The correlation between the divorce rate in Maine and the per capita consumption of margarine, though compelling, is totally spurious. This is just one of the many such correlations that Tyler Vigen explores on Spurious Correlations, and in his book of the same name.
I’ve been thinking a lot about fallacies in statistics this week, every since I read Stephen Woodcock’s article Paradoxes of Probability and Other statistical Strangeness in TheConversation. This article gives great examples and graphics to explain some of the weirdness of statistics like Simpson’s paradox and my personal favorite, the base rate fallacy.

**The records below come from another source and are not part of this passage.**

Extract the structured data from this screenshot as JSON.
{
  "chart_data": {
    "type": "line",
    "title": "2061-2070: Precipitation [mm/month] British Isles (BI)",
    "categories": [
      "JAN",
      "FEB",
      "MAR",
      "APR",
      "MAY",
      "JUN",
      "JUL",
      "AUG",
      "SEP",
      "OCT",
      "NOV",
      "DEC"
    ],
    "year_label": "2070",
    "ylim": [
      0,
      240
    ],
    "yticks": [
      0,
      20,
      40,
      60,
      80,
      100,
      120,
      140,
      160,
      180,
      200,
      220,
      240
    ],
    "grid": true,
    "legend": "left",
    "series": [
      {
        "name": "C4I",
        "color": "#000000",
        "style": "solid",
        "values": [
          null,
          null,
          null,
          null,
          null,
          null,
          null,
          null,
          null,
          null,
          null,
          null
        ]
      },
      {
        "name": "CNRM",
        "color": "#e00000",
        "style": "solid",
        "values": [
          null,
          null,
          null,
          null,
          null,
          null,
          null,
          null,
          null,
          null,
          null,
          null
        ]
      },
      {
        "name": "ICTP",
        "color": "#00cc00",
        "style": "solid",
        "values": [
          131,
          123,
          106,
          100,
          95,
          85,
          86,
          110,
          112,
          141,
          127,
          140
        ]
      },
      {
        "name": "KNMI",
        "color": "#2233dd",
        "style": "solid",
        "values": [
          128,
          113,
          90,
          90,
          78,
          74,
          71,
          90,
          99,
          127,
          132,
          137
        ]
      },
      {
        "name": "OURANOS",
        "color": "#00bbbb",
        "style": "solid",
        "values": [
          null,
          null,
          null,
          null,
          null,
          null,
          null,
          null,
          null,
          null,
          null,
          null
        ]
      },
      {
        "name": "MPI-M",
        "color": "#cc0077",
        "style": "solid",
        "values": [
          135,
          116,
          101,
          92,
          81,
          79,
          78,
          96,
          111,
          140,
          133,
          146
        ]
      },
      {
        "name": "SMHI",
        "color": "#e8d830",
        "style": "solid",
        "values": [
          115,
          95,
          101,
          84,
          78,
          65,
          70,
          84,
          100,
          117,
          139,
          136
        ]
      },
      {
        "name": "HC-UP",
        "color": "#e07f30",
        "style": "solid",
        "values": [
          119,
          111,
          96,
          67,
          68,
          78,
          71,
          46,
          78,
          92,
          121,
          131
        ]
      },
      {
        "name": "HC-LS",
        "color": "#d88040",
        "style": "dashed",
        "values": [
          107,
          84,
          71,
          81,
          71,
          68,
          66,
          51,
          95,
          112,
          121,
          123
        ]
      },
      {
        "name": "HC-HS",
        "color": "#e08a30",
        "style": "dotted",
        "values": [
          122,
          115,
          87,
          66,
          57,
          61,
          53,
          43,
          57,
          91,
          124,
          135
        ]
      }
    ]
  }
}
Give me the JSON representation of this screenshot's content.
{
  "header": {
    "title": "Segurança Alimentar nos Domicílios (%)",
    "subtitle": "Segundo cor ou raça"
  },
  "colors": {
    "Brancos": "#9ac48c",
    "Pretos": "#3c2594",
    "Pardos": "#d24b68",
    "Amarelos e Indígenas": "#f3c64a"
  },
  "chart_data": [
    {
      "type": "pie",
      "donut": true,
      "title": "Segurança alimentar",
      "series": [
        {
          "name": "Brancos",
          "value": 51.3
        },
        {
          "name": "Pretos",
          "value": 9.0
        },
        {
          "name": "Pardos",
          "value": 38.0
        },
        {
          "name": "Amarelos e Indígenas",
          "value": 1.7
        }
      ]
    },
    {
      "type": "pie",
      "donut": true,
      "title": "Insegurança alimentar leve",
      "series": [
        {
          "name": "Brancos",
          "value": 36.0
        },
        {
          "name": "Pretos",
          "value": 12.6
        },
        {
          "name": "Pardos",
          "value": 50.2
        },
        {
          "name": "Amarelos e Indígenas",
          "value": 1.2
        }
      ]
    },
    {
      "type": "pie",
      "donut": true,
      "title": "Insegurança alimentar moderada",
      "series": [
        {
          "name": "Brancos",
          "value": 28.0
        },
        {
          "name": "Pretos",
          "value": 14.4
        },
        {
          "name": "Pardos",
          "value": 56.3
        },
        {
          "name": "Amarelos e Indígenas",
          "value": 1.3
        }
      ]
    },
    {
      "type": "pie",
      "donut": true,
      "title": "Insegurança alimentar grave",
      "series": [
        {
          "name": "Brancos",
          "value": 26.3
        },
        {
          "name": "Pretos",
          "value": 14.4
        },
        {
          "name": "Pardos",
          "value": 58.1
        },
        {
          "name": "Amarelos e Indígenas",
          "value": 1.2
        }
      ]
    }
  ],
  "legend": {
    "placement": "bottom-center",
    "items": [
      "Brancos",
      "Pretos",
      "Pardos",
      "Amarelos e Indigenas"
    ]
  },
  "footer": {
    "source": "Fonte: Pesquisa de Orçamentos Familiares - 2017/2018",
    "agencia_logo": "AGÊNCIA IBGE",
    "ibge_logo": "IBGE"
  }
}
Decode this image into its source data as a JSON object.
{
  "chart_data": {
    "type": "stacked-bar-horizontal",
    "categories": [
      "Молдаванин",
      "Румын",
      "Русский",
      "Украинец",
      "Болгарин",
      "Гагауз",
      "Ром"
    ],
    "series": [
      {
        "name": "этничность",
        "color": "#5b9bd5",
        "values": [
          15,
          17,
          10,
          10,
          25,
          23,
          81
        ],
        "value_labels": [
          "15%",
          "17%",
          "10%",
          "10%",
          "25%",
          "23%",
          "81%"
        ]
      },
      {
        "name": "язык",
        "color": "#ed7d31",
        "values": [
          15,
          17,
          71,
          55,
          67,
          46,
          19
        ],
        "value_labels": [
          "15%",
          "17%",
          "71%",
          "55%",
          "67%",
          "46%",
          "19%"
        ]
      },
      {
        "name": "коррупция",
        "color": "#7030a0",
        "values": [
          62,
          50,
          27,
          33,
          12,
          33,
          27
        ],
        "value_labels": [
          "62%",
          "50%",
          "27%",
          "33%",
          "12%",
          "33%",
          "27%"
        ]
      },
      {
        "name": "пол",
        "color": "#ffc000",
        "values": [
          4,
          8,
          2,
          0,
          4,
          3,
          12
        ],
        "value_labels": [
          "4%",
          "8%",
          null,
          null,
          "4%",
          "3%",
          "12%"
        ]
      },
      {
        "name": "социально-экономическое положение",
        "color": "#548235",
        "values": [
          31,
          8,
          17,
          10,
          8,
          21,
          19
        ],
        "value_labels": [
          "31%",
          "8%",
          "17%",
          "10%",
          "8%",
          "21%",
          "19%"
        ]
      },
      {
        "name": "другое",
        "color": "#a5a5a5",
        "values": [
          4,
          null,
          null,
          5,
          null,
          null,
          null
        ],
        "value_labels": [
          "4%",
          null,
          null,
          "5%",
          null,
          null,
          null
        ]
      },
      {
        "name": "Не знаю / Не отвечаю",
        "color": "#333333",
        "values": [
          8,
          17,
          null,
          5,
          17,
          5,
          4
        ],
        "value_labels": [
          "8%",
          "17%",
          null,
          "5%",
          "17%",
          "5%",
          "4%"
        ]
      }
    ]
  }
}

The extent to which two variables, X and Y are related is most often measured using the Pearson correlation coefficient. Formally, this is just the covariance of X and Y divided by the product of their standard deviations. Practically, it is some number between -1 and 1, where a correlation coefficient of 1 means total correlation, 0 means no correlation, and -1 means a negative correlation.
For example, the number of people who tripped over their own two feet and died has a correlation coefficient of 0.9 with the number of lawyers in North Carolina. Which means that they are very closely correlated, which in reality means absolutely nothing. Compare this to 0.8, the correlation coefficient for the number of people who tripped over their own two feet and died compared with Apple iPhone sales.
Recently fivethirtyeight also explored the prevalence of spurious correlations in nutritional studies in You Can’t Trust What You Read About Nutrition. Nutritional data, which is largely gathered through food diaries and eating questionnaires, leads to all sorts of crazy correlations like cabbage and innies and nuts and immortality.
If you’re teaching a course in statistics, Vigen’s website would be a really fun place to pick up data sets and cautionary examples for your students. Vigen includes links to all of the data he uses in his charts.